• Category: Our Work
  • Date: 2010
Conflict Transformation

It is currently estimated that by 2015 half of the world’s people surviving on less than $1.25 a day will be found in fragile states.  People living in countries affected by violence are twice as likely to be undernourished, 50% more likely to be impoverished and it is three times as likely that their children will not be attending school .

Islamic Relief currently works in over 16 fragile or conflict locations around the world, understanding conflict is key to our work to empower communities and the protection of life and dignity where people are suffering. Islamic Relief has been engaged in conflict transformation programming for over 10 years and has made a sustainable impact through its work, including in Yemen, Pakistan, and Sudan. Islamic Relief has particularly focused on combining current tools and best practice with traditional Islamic principles and teachings. 

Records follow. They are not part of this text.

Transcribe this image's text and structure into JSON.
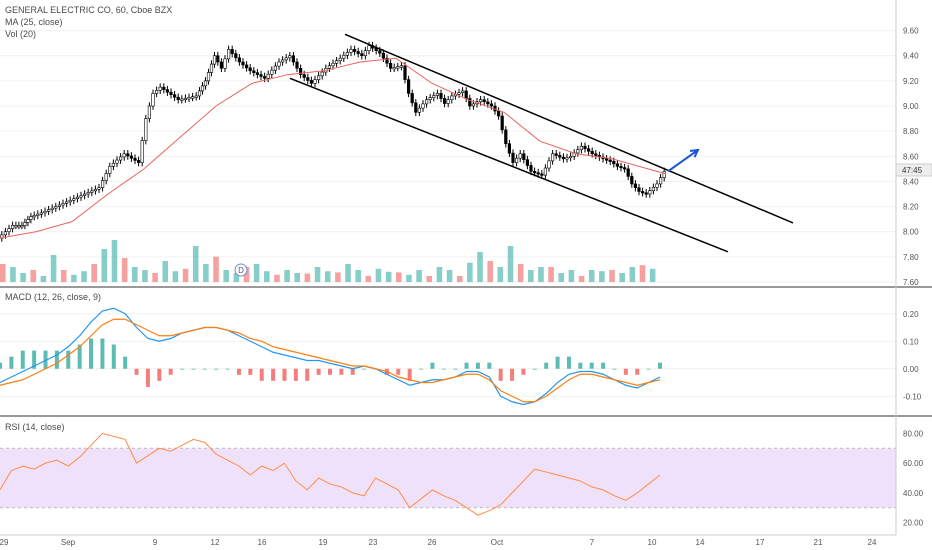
{
  "header": {
    "symbol_line": "GENERAL ELECTRIC CO, 60, Cboe BZX",
    "ma_label": "MA (25, close)",
    "vol_label": "Vol (20)"
  },
  "macd": {
    "label": "MACD (12, 26, close, 9)"
  },
  "rsi": {
    "label": "RSI (14, close)"
  },
  "event_marker": {
    "label": "D"
  },
  "price_tag": {
    "label": "47:45"
  },
  "colors": {
    "up": "#26a69a",
    "down": "#ef5350",
    "ma": "#e8625e",
    "macd_line": "#2196f3",
    "signal_line": "#ff7f0e",
    "rsi_line": "#ff8c42",
    "rsi_band": "#f0e1fb",
    "arrow": "#1b56d8",
    "channel": "#000000"
  },
  "chart_data": [
    {
      "type": "candlestick",
      "title": "",
      "ylim": [
        7.6,
        9.7
      ],
      "x_ticks": [
        "29",
        "Sep",
        "9",
        "12",
        "16",
        "19",
        "23",
        "26",
        "Oct",
        "7",
        "10",
        "14",
        "17",
        "21",
        "24"
      ],
      "y_ticks": [
        "9.60",
        "9.40",
        "9.20",
        "9.00",
        "8.80",
        "8.60",
        "8.40",
        "8.20",
        "8.00",
        "7.80",
        "7.60"
      ],
      "close_path": [
        [
          0,
          7.95
        ],
        [
          8,
          8.05
        ],
        [
          13,
          8.05
        ],
        [
          18,
          8.12
        ],
        [
          24,
          8.15
        ],
        [
          32,
          8.2
        ],
        [
          40,
          8.25
        ],
        [
          48,
          8.3
        ],
        [
          56,
          8.35
        ],
        [
          62,
          8.52
        ],
        [
          70,
          8.62
        ],
        [
          78,
          8.55
        ],
        [
          82,
          8.9
        ],
        [
          86,
          9.1
        ],
        [
          90,
          9.15
        ],
        [
          100,
          9.05
        ],
        [
          110,
          9.08
        ],
        [
          115,
          9.2
        ],
        [
          120,
          9.4
        ],
        [
          124,
          9.3
        ],
        [
          128,
          9.45
        ],
        [
          134,
          9.35
        ],
        [
          140,
          9.28
        ],
        [
          148,
          9.22
        ],
        [
          156,
          9.35
        ],
        [
          162,
          9.4
        ],
        [
          168,
          9.25
        ],
        [
          174,
          9.18
        ],
        [
          182,
          9.3
        ],
        [
          190,
          9.38
        ],
        [
          196,
          9.45
        ],
        [
          202,
          9.4
        ],
        [
          206,
          9.48
        ],
        [
          212,
          9.42
        ],
        [
          218,
          9.3
        ],
        [
          224,
          9.32
        ],
        [
          228,
          9.1
        ],
        [
          232,
          8.95
        ],
        [
          238,
          9.05
        ],
        [
          244,
          9.1
        ],
        [
          248,
          9.02
        ],
        [
          252,
          9.08
        ],
        [
          258,
          9.12
        ],
        [
          262,
          9.0
        ],
        [
          268,
          9.05
        ],
        [
          274,
          9.0
        ],
        [
          278,
          8.92
        ],
        [
          282,
          8.7
        ],
        [
          286,
          8.55
        ],
        [
          290,
          8.62
        ],
        [
          296,
          8.48
        ],
        [
          302,
          8.45
        ],
        [
          308,
          8.62
        ],
        [
          314,
          8.58
        ],
        [
          318,
          8.6
        ],
        [
          324,
          8.68
        ],
        [
          330,
          8.62
        ],
        [
          336,
          8.58
        ],
        [
          340,
          8.56
        ],
        [
          344,
          8.52
        ],
        [
          348,
          8.5
        ],
        [
          352,
          8.38
        ],
        [
          356,
          8.32
        ],
        [
          360,
          8.3
        ],
        [
          366,
          8.38
        ],
        [
          370,
          8.48
        ]
      ],
      "ma_path": [
        [
          0,
          7.95
        ],
        [
          20,
          8.0
        ],
        [
          40,
          8.08
        ],
        [
          60,
          8.3
        ],
        [
          80,
          8.5
        ],
        [
          100,
          8.75
        ],
        [
          120,
          9.0
        ],
        [
          140,
          9.18
        ],
        [
          160,
          9.25
        ],
        [
          180,
          9.28
        ],
        [
          200,
          9.35
        ],
        [
          220,
          9.38
        ],
        [
          240,
          9.18
        ],
        [
          260,
          9.05
        ],
        [
          280,
          8.95
        ],
        [
          300,
          8.72
        ],
        [
          320,
          8.62
        ],
        [
          340,
          8.58
        ],
        [
          360,
          8.5
        ],
        [
          370,
          8.46
        ]
      ],
      "volume_max": 1,
      "volume": [
        0.3,
        0.25,
        0.15,
        0.2,
        0.1,
        0.45,
        0.2,
        0.12,
        0.18,
        0.3,
        0.55,
        0.7,
        0.4,
        0.25,
        0.2,
        0.15,
        0.35,
        0.18,
        0.22,
        0.6,
        0.3,
        0.42,
        0.2,
        0.15,
        0.25,
        0.3,
        0.18,
        0.12,
        0.2,
        0.15,
        0.14,
        0.25,
        0.18,
        0.16,
        0.3,
        0.2,
        0.1,
        0.22,
        0.17,
        0.16,
        0.12,
        0.2,
        0.1,
        0.25,
        0.2,
        0.1,
        0.32,
        0.5,
        0.35,
        0.25,
        0.6,
        0.3,
        0.2,
        0.25,
        0.25,
        0.15,
        0.2,
        0.1,
        0.2,
        0.18,
        0.2,
        0.15,
        0.25,
        0.28,
        0.22
      ],
      "channel_upper": [
        [
          345,
          9.57
        ],
        [
          793,
          8.07
        ]
      ],
      "channel_lower": [
        [
          290,
          9.22
        ],
        [
          728,
          7.84
        ]
      ],
      "arrow": [
        [
          668,
          8.48
        ],
        [
          698,
          8.65
        ]
      ]
    },
    {
      "type": "line",
      "title": "MACD (12, 26, close, 9)",
      "ylim": [
        -0.15,
        0.25
      ],
      "y_ticks": [
        "0.20",
        "0.10",
        "0.00",
        "-0.10"
      ],
      "series": [
        {
          "values": [
            -0.05,
            -0.03,
            -0.01,
            0.01,
            0.03,
            0.05,
            0.08,
            0.12,
            0.17,
            0.21,
            0.22,
            0.2,
            0.15,
            0.11,
            0.1,
            0.11,
            0.13,
            0.14,
            0.15,
            0.15,
            0.14,
            0.12,
            0.1,
            0.08,
            0.06,
            0.05,
            0.04,
            0.03,
            0.03,
            0.02,
            0.01,
            0.0,
            0.01,
            0.0,
            -0.02,
            -0.04,
            -0.06,
            -0.05,
            -0.04,
            -0.04,
            -0.03,
            -0.01,
            -0.01,
            -0.03,
            -0.1,
            -0.12,
            -0.13,
            -0.12,
            -0.09,
            -0.05,
            -0.02,
            -0.01,
            -0.01,
            -0.02,
            -0.04,
            -0.06,
            -0.07,
            -0.05,
            -0.03
          ]
        },
        {
          "values": [
            -0.06,
            -0.05,
            -0.04,
            -0.02,
            0.0,
            0.02,
            0.05,
            0.08,
            0.12,
            0.16,
            0.18,
            0.18,
            0.16,
            0.14,
            0.12,
            0.12,
            0.13,
            0.14,
            0.15,
            0.15,
            0.14,
            0.13,
            0.11,
            0.1,
            0.08,
            0.07,
            0.06,
            0.05,
            0.04,
            0.03,
            0.02,
            0.01,
            0.01,
            0.0,
            -0.01,
            -0.03,
            -0.04,
            -0.05,
            -0.05,
            -0.04,
            -0.03,
            -0.02,
            -0.02,
            -0.04,
            -0.08,
            -0.1,
            -0.12,
            -0.12,
            -0.1,
            -0.07,
            -0.04,
            -0.02,
            -0.02,
            -0.03,
            -0.04,
            -0.05,
            -0.06,
            -0.05,
            -0.04
          ]
        }
      ]
    },
    {
      "type": "line",
      "title": "RSI (14, close)",
      "ylim": [
        15,
        85
      ],
      "y_ticks": [
        "80.00",
        "60.00",
        "40.00",
        "20.00"
      ],
      "band": [
        30,
        70
      ],
      "series": [
        {
          "values": [
            42,
            55,
            58,
            56,
            60,
            62,
            58,
            64,
            72,
            80,
            78,
            76,
            60,
            65,
            70,
            68,
            72,
            76,
            74,
            66,
            62,
            58,
            52,
            58,
            55,
            60,
            48,
            42,
            50,
            46,
            44,
            40,
            38,
            50,
            46,
            42,
            30,
            36,
            42,
            38,
            35,
            30,
            25,
            28,
            32,
            40,
            48,
            56,
            54,
            52,
            50,
            48,
            44,
            42,
            38,
            35,
            40,
            46,
            52
          ]
        }
      ]
    }
  ]
}
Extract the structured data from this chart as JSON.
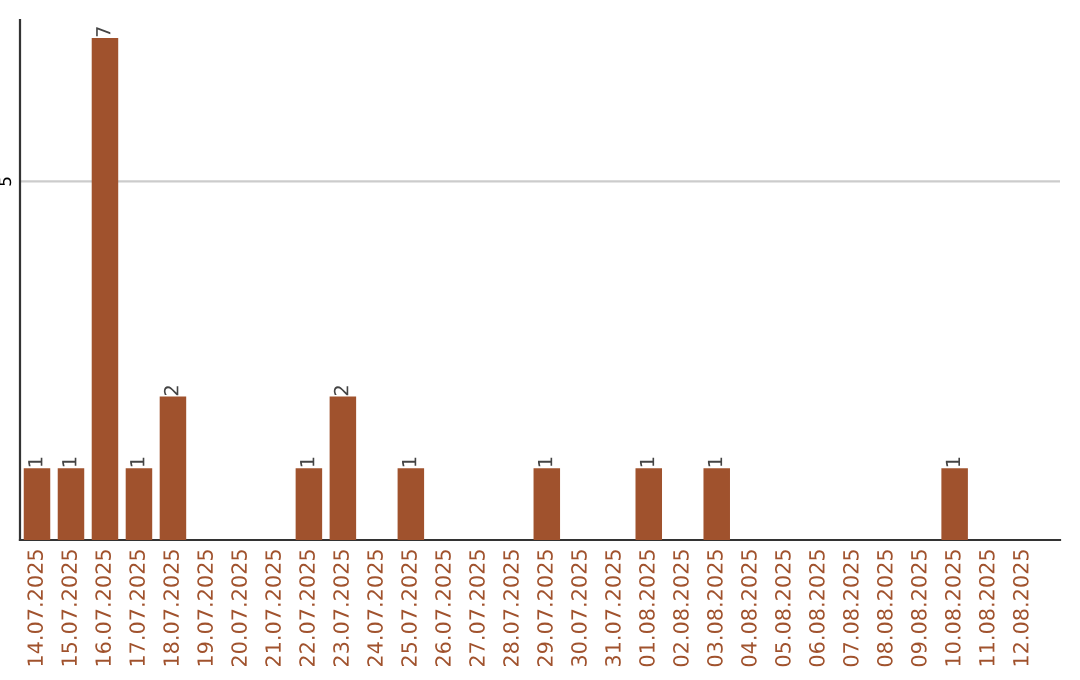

In line with our aim to act as a policy leader on Islamic humanitarian and development issues, we are working to provide leadership on the role faith principles play in the resolution of conflict, and to encourage awareness of faith and Islam among other development actors.

Islam and Conflict transformation

Islam and Islamic organisations, both historically and in contemporary conflicts, have played a central role not only in providing relief and rehabilitation but also as agents of peacebuilding and conflict transformation. Whilst there are a range of approaches in conflict resolution and transformation Islamic faith principles, methodologies and instruments are not, as yet, widely referenced in the development community. Islamic Relief is keen to broaden and deepen its understanding of how the use of faith traditions, principles and teachings can be used to address conflict through improved community understanding and practice.

Islamic Relief provides a publicly available toolkit that outlines practical programming tools from the basis of Islamic principles and faith teaching.  This will be used to promote peaceful resolution of conflict with the communities we are engaged with, and provide clarity on the values that inform our work on conflict as a faith based organisation.

The theory of change relating to this is that faith in Islam is a powerful change agent and is often above all other influences; therefore principles and teachings from classical Islamic tradition can influence actors within conflicts to design and agree processes and structures, both at a community and higher level, looking to address competing priorities, avoid violent conflict and accept compromise.

Inter-faith initiatives in conflict transformation

Faith plays a primary role in the lives of the majority of the world’s population, but in the development sector it is all too frequently cited as a cause of violent conflict without also looking at the role faith plays in reconciliation and transformation of those disputes. Dialogue between faith communities can often shed light on how religious differences are, often, not the primary source of tension.

Islamic Relief is committed to working on inter-faith initiatives towards conflict transformation in a number of ways:

  • To work with partners in other development agencies to develop their awareness of Islam and Islamic principles to inform their work with Muslim communities
  • To work with partners in other faith-based organisations to advocate for awareness of faith based approaches to conflict within the wider development sector.
  • To work with partners in other faith-based organisations in facilitating inter-religious dialogue.

Assisting communities develop their resilience to conflict

‘Protecting life and dignity’ is a primary Strategic Focus Area of Islamic Relief’s five-year strategy, with Disaster risk reduction as a key outcome. This commits us to “strengthened global, national and local disaster preparedness for Islamic Relief target countries”, along with prioritisation of DRR in all Islamic Relief target areas, including in conflict transformation.

‘Resilience’ is more frequently understood in terms of resilience to natural disasters, the impact of climate change or other economic shocks. However it is also the case that communities can build resilience to conflict and preventative strategies to reduce the impact of conflict should it occur. As a result Islamic Relief approaches to conflict transformation are focused on supporting the existing mechanisms within a community manage and resolve disputes, mitigate violence and prevent the escalation of conflict.